Siddique R M, Amini S B, Connors A F, Rimm A A
Department of Epidemiology and Biostatistics, Case Western Reserve University School of Medicine, Cleveland, Ohio 44106-4945, USA.
Am J Public Health. 1998 Oct;88(10):1476-80. doi: 10.2105/ajph.88.10.1476.
The goal of this study was to provide estimates of race- and sex-specific survival rates over a 10-year period for a cohort of 49,752 Medicare patients admitted to the hospital in 1984 with a diagnosis of pulmonary embolism.

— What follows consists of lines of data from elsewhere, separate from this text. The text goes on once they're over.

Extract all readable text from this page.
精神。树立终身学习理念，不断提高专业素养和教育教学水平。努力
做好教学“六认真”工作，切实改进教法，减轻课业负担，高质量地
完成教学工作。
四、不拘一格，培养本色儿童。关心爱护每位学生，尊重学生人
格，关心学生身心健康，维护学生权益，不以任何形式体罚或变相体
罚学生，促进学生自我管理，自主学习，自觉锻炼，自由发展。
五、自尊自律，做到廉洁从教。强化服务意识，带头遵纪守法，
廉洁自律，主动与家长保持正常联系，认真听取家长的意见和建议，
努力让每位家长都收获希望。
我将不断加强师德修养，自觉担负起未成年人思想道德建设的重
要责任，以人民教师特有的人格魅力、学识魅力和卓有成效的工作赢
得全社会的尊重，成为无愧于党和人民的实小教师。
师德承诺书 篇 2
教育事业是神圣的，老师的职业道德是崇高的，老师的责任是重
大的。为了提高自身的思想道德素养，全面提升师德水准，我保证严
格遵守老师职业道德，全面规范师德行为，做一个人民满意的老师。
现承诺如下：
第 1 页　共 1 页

Data were derived from Medicare Provider Analysis and Review Record inpatient claims files and the National Death Index file.
For a primary diagnosis of pulmonary embolism, median survival times among Black men and women were 2.5 years and 5.2 years, respectively; for White men and women, the median survival times were 4.3 years and 5.9 years, respectively. Median survival times for Black men and women and White men and women with a secondary diagnosis of pulmonary embolism were 0.4 years, 0.7 years, 0.8 years, and 1.4 years, respectively. Survival rates declined with advancing age.
Overall, survival rates among Blacks were lower than those among Whites, and men had lower survival rates than women. These survival estimates provide new insights into outcomes following pulmonary embolism in hospitalized elderly people.
本研究的目的是对1984年因肺栓塞诊断入院的49752名医疗保险患者队列在10年期间的种族和性别特异性生存率进行估计。
数据来源于医疗保险提供者分析与审查记录住院索赔文件和国家死亡指数文件。
对于肺栓塞的主要诊断,黑人男性和女性的中位生存时间分别为2.5年和5.2年;白人男性和女性的中位生存时间分别为4.3年和5.9年。患有肺栓塞次要诊断的黑人男性和女性以及白人男性和女性的中位生存时间分别为0.4年、0.7年、0.8年和1.4年。生存率随着年龄的增长而下降。
总体而言,黑人的生存率低于白人,男性的生存率低于女性。这些生存估计为住院老年人肺栓塞后的预后提供了新的见解。